At Sotheby’s, observers were surprised by the top lot of the sale, a large example of George Rodrigue’s signature paintings of blue dogs with yellow eyes, famous for their association with Absolut vodka advertisements in the 1980s. I Hear the Blues, I See the Blues, I Sing the Blues sold for $170,500 to a U.S. collector, far above the $30,000/60,000 estimate, in a battle with a phone bidder in Sweden, according to Jennifer Roth, Sotheby’s senior vice president and specialist in charge of the sale.

That price was followed by the $134,500 paid by a European collector for Passé Fantôme, 1987, an abstract oil by Georges Mathieu (b. 1921), against an estimate of $60,000/80,000. Fish Fry, 1967, a collage by Romare Bearden (1911–88), rounded out the top three, selling within its $60,000/80,000 estimate to a U.S. dealer for $74,500.

Roth told ARTnewsletter that the predominance of material by more established artists “wasn’t necessarily intentional. We were already being conservative with estimates. People who acquired very young contemporary artists in the last few years are leery of selling right now, and probably rightly so.”

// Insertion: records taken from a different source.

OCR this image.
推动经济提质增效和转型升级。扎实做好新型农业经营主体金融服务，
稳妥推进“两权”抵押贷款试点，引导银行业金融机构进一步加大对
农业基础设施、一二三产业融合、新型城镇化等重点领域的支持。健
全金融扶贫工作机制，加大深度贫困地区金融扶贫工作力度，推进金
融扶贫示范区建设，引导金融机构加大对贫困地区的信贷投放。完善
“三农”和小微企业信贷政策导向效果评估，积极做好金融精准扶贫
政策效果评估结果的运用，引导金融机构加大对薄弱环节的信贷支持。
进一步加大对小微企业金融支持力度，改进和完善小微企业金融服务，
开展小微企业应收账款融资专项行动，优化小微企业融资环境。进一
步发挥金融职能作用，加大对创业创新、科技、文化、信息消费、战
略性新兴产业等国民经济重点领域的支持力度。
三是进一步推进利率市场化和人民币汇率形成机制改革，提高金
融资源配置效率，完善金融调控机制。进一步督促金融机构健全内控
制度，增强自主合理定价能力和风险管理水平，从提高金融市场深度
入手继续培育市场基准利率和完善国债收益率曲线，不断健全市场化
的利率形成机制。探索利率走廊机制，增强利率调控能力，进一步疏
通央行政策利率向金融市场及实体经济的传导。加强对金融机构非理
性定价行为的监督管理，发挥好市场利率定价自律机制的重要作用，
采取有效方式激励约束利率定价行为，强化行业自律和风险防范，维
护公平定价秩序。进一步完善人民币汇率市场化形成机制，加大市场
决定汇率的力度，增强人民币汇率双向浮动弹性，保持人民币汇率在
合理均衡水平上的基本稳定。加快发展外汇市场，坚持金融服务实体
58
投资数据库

Selective Bidding at Sotheby’s

Roth pointed out that while the mix of U.S. and European buyers for the top lots shows that the market is “still very international,” she noted increasingly selective buying amid the continuing economic crisis. “People are not bidding as aggressively as they once were,” she said. “Things not fresh to the market just did not find buyers, even when the estimates were significantly reduced.”

Also among Sotheby’s top lots were The Poet, 1983, a painting by Albert Oehlen depicting Jim Morrison, which sold for $56,250, below the estimate of $60,000/80,000; and two gouaches by Alexander Calder, Marguerites, 1971 (estimate: $20,000/30,000), and Descending Loops, 1970 (estimate: $25,000/35,000), which each sold for $53,125, the former to a European dealer and the latter to a private U.S. collector.

Among the few recently executed works that scored top prices was La vie en rose, la vie en recyclage, 2007, an acrylic and mixed-media painting by Korean-born artist Namhong (b. 1956), which had been exhibited at the 2007 Florence Biennial and which sold here for $62,500, just above the $60,000 high estimate with the buyer’s premium included.

The trend toward works by more established artists was also evident at Christie’s, where Back to Blue, 1998, a large oil on cut-out aluminum by Tom Wesselmann, led the sale, selling for $146,500 on an estimate of $80,000/120,000. The consignor of the work had acquired it directly from the artist, according to Christie’s catalogue.

New-Landscape, 1976, by Yaacov Agam (b. 1928), was the second-highest lot, bringing in $122,500 from a private European collector (estimate: $50,000/70,000).

A set of three large ink, charcoal and graphite drawings by Robert Longo—Study of Dave, 1981–93; Study of Cindy, 1981–93; and Untitled, 1993—sold for $110,500 (estimate: $40,000/60,000) to become the third-highest-selling lot of the sale.

By value, Christie’s auction achieved an 86 percent sell-through rate. Alexandre Carel, head of the sale, called the results “positive,” adding that they were “a reflection of the right amount of lots offered and correct estimates.”

The auction opened with several works by younger artists who have received considerable curatorial and market attention in recent years. These works were given modest estimates, and in general their results were equally modest. Two examples of this trend are a pair of 1997 drawings by Marcel Dzama (b. 1974), which were both estimated at $1,500/2,000: Midnight Special failed to meet the undisclosed reserve and did not sell, and Put Your Makeup on and Fix Your Hair up Pretty just cleared its low estimate, with premium included, to sell for $1,875.

Ludwig II Caresses Marie Antoinette, 1993, an oil on canvas by Elizabeth Peyton (b. 1965)—whose work was the subject of a solo show at the New Museum of Contemporary Art, New York, last fall—sold for $25,000 with premium, well short of the $40,000 low estimate, indicating that the reserve had been lowered prior to the sale.